Ich schultere also meinen Krempel und lief querfeldein etwa 200 Meter über den Acker des Bauern, der wohl wenig erfreut gewesen wäre wenn er es denn wüsste.
Endlich leicht verschwitzt an meiner Stelle angekommen stellte ich, ohne Hast und jedes Geräusch vermeidend, erstmal ab und beobachtete die Wasserfläche. Das leichte Lüftchen hatte sich inzwischen auch gelegt, so dass die Oberfläche einem Spiegel glich.
Ich konnte ohne Probleme die Schilfhalme am anderen Ufer sehen. Es mögen fünfzig bis siebzig Meter sein und so entging mir nicht, dass neben einigen Karpfen, die sich durch grosse Blasenbetten offensichtlich kund taten, auch Schleien schon auf Nahrungssuche waren. Ihre Blasenbetten sind längst nicht so auffällig wie die der Karpfen, eher etwas schüchtern dünkte mir. Bei liebreizenden Schönheiten ja eine Tugend, die man lieben muss.
Ich griff in den Futtereimer und warf einige Hände voll auf Höhe der Schilfkante ein. Nicht als groben, plumpen Ballen. Es gibt ja hier keine Strömung.
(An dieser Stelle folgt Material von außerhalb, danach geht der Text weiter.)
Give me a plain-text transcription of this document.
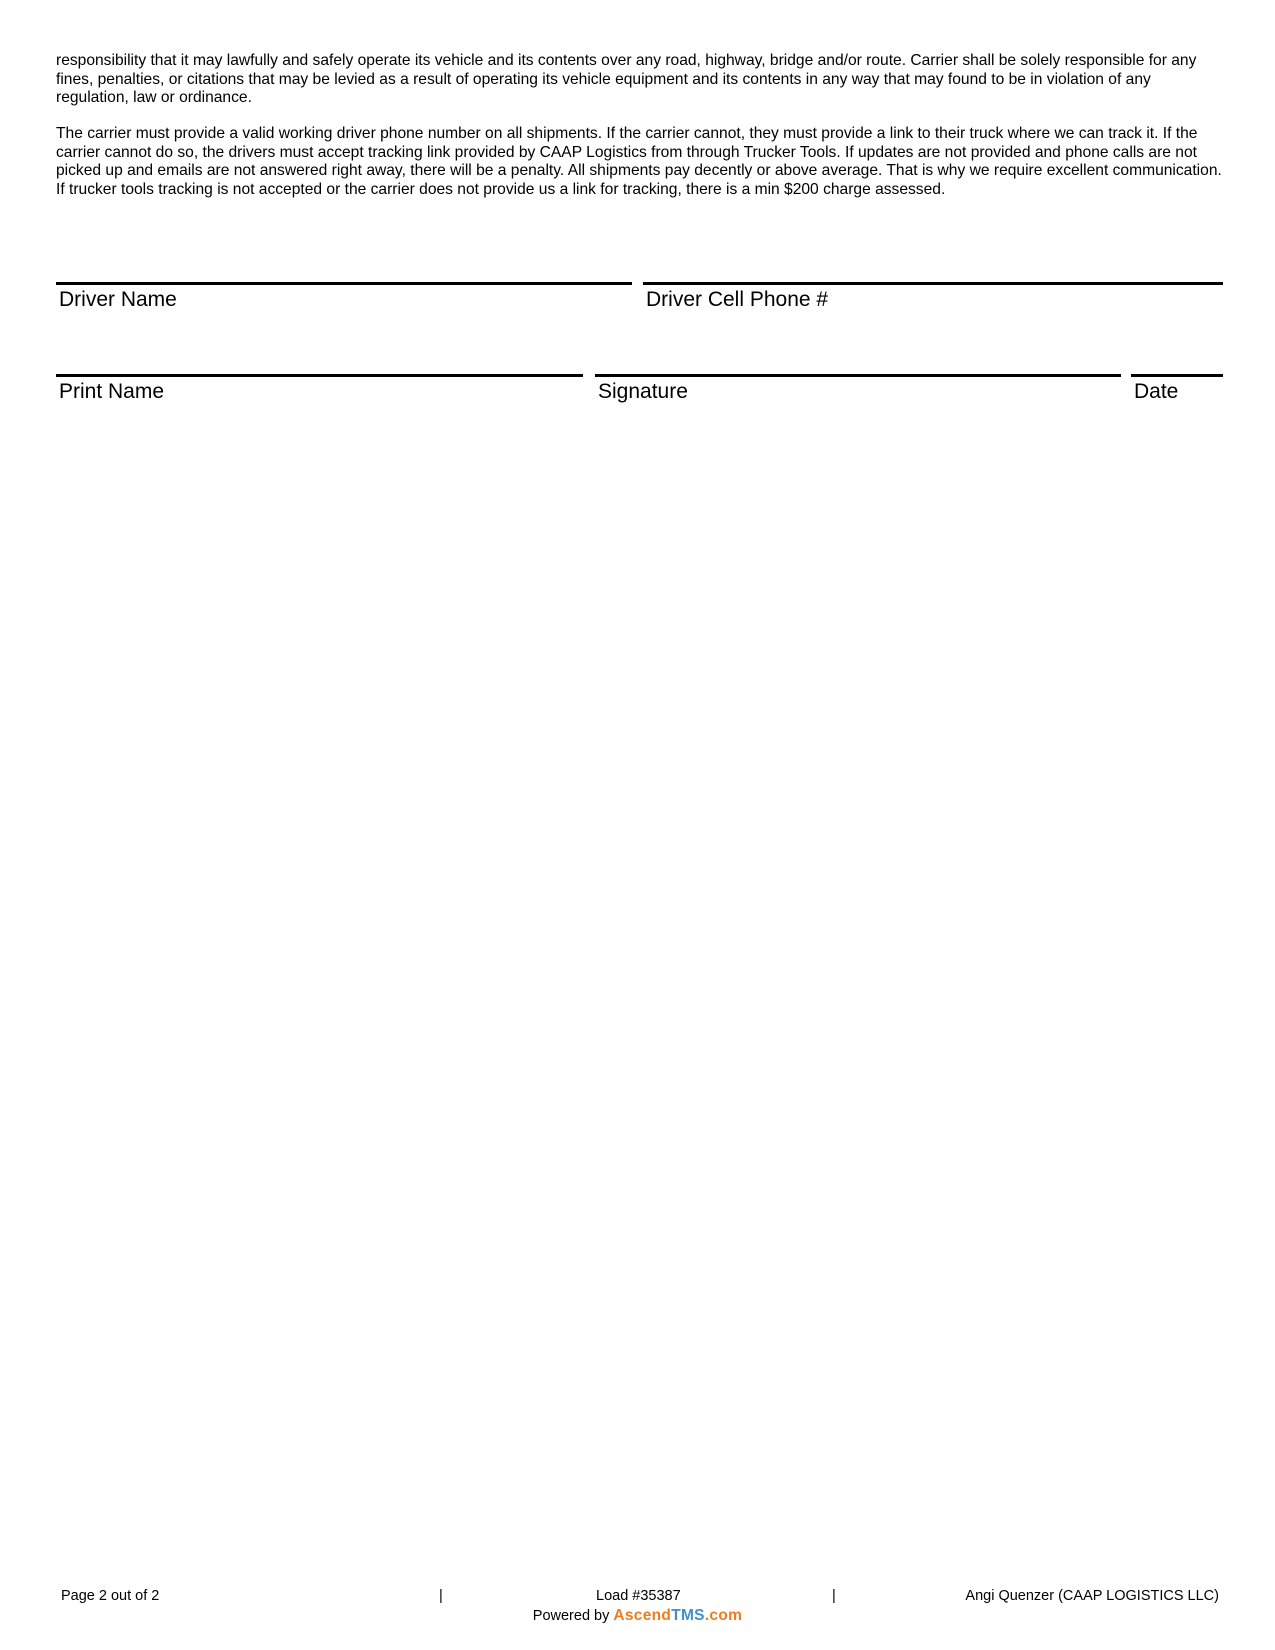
responsibility that it may lawfully and safely operate its vehicle and its contents over any road, highway, bridge and/or route. Carrier shall be solely responsible for any fines, penalties, or citations that may be levied as a result of operating its vehicle equipment and its contents in any way that may found to be in violation of any regulation, law or ordinance.

The carrier must provide a valid working driver phone number on all shipments. If the carrier cannot, they must provide a link to their truck where we can track it. If the carrier cannot do so, the drivers must accept tracking link provided by CAAP Logistics from through Trucker Tools. If updates are not provided and phone calls are not picked up and emails are not answered right away, there will be a penalty. All shipments pay decently or above average. That is why we require excellent communication. If trucker tools tracking is not accepted or the carrier does not provide us a link for tracking, there is a min $200 charge assessed.

Driver Name	Driver Cell Phone #
Print Name	Signature	Date
Page 2 out of 2	|	Load #35387	|	Angi Quenzer (CAAP LOGISTICS LLC)
Powered by AscendTMS.com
Mein Futter fiel zerstreut und kaum hörbar ein, sank langsam als Wolke zum Grund.
Es ist hier etwa eineinhalb Meter tief und ich brauchte nicht zu loten, da die Markierung, die ich vor langer Zeit an meiner beringten Stipprute anbrachte, mir die Tiefe vorgab.
Die Rute ist 5 Meter lang. Die Italiener nennen sie Bolognese-Rute. Ich benutze sie und ihre Schwestern, in unterschiedlichen Länge, gern als Stippe mit mehr Aktionsradius und Drillreserve.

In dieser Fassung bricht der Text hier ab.